Proteloytic enzymes have repeatedly been associated with a metastatic phenotype and are believed to be of essential importance in several steps in the chain of events constituting the metastatic cascade. Proteolytic enzymes have been suggested as therapeutic targets and in cases where the mechanisms have been understood, both proteases and protease inhibitors have proven useful, while lack of pre-established comprehensive knowledge has led to failure in clinical trials (e.g. MMP inhibitors). The cysteine protease legumain has demonstrated stringent substrate specificity, and has been found over-expressed in several types of cancer. During cancer progression such proteases may dislocate from the lysosomes to the cell surface where they can be secreted. The extracellular microenvironment in many tumors is acidic and may thus allow cysteine protease activity also outside the lysosomes.

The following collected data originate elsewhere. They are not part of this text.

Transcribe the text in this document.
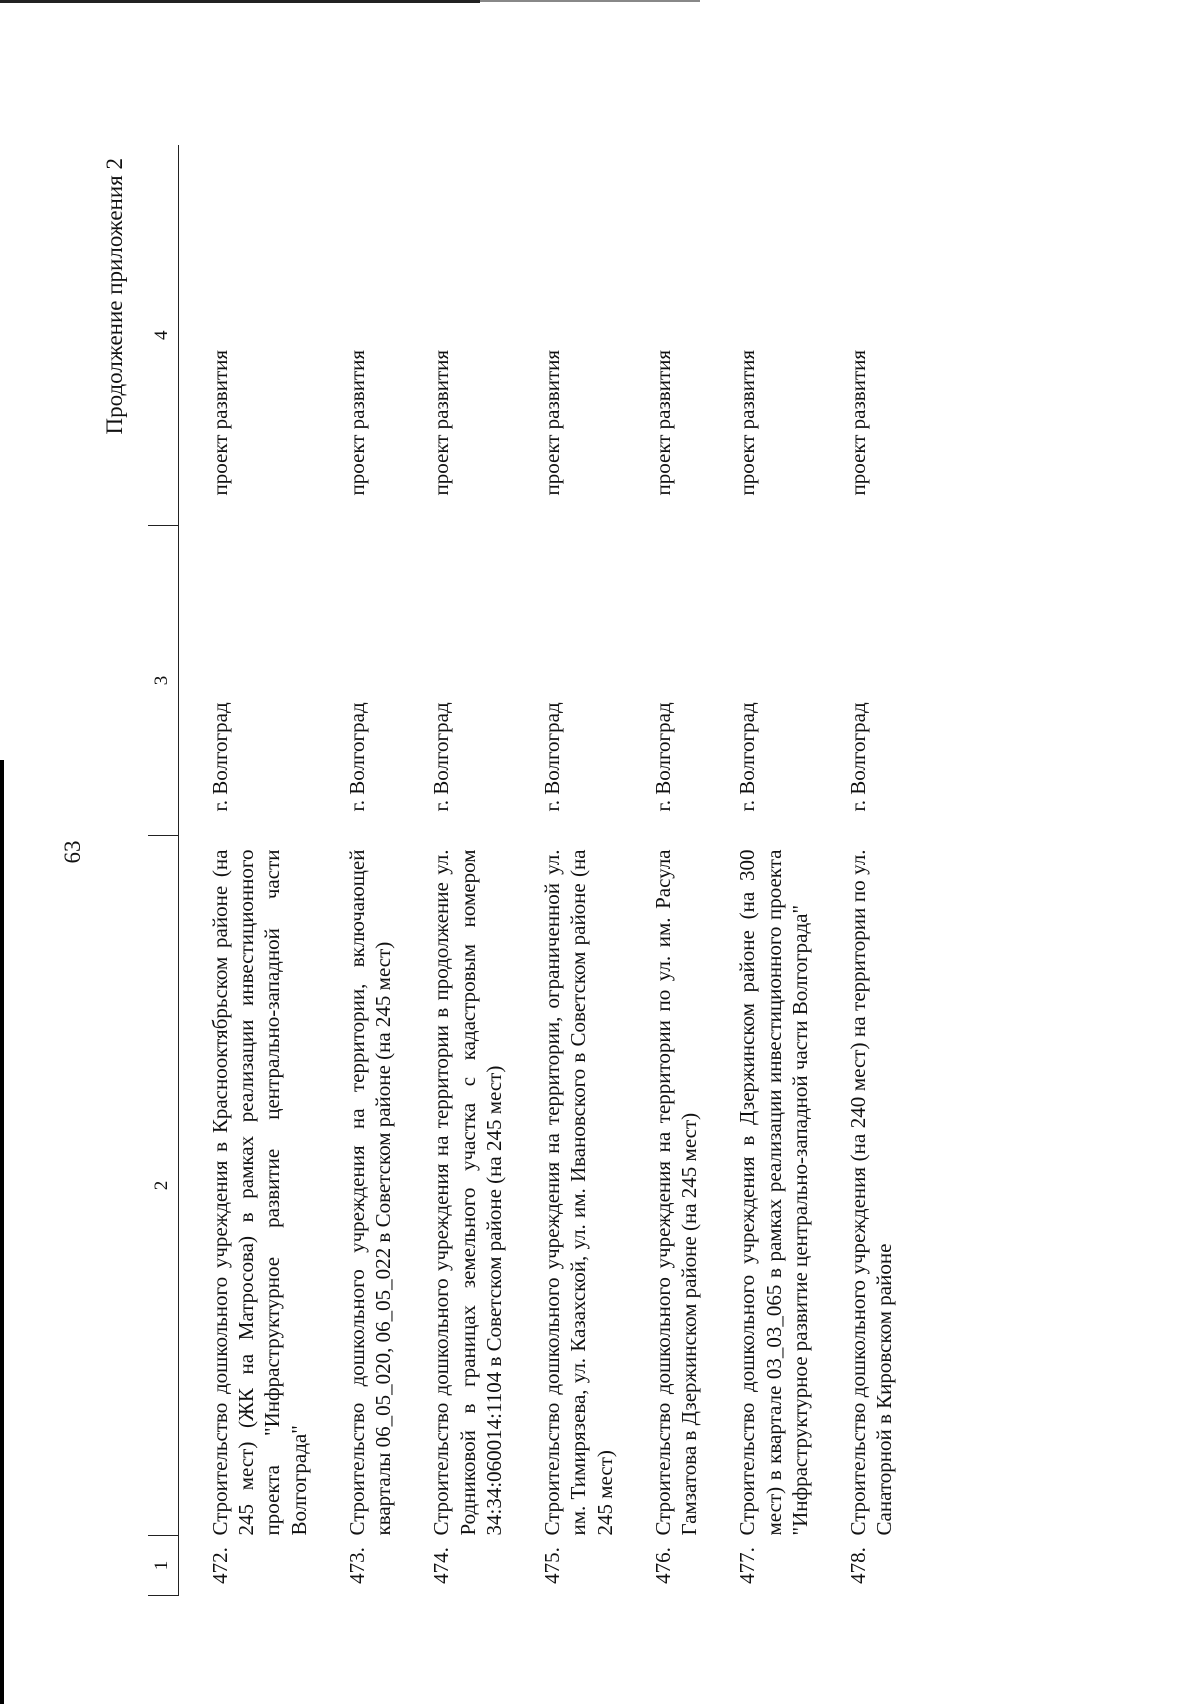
63
Продолжение приложения 2
1	2	3	4
472.	Строительство дошкольного учреждения в Краснооктябрьском районе (на 245 мест) (ЖК на Матросова) в рамках реализации инвестиционного проекта "Инфраструктурное развитие центрально-западной части Волгограда"	г. Волгоград	проект развития
473.	Строительство дошкольного учреждения на территории, включающей кварталы 06_05_020, 06_05_022 в Советском районе (на 245 мест)	г. Волгоград	проект развития
474.	Строительство дошкольного учреждения на территории в продолжение ул. Родниковой в границах земельного участка с кадастровым номером 34:34:060014:1104 в Советском районе (на 245 мест)	г. Волгоград	проект развития
475.	Строительство дошкольного учреждения на территории, ограниченной ул. им. Тимирязева, ул. Казахской, ул. им. Ивановского в Советском районе (на 245 мест)	г. Волгоград	проект развития
476.	Строительство дошкольного учреждения на территории по ул. им. Расула Гамзатова в Дзержинском районе (на 245 мест)	г. Волгоград	проект развития
477.	Строительство дошкольного учреждения в Дзержинском районе (на 300 мест) в квартале 03_03_065 в рамках реализации инвестиционного проекта "Инфраструктурное развитие центрально-западной части Волгограда"	г. Волгоград	проект развития
478.	Строительство дошкольного учреждения (на 240 мест) на территории по ул. Санаторной в Кировском районе	г. Волгоград	проект развития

The protease has therefore been suggested utilized for pro-drug activation ensuring tumor-targeted delivery of chemotherapeutic drugs. Furthermore, the activation of legumain and cysteine cathepsins has been reported to be mutually dependent. The potential use of legumain as pro-drug activator or in other diagnostic or therapeutic interventions require elucidation of the exact physiological and patophysiological roles and detailed understanding of how the activity of these proteases are regulated in intact cells and organisms.
This project is supposed to reveal novel knowledge on localization, trafficking and on mechanisms activating the proteases and thereby unravel how the cysteine cathepsins and legumain may be utilized for diagnostic and/or therapeutic purposes. It is of particular interest to follow up our novel finding of nuclear localized legumain in colorectal cancer patients, and explore its biological function in the nucleus. This could have implication in transcriptional or epigenetic regulation and may represent novel therapeutic targets. The project is run in close collaboration with Prof. K. Brix at Jacobs University Bremen and Profs. H.T. Johansen and R. Solberg at School of Pharmacy, University of Oslo.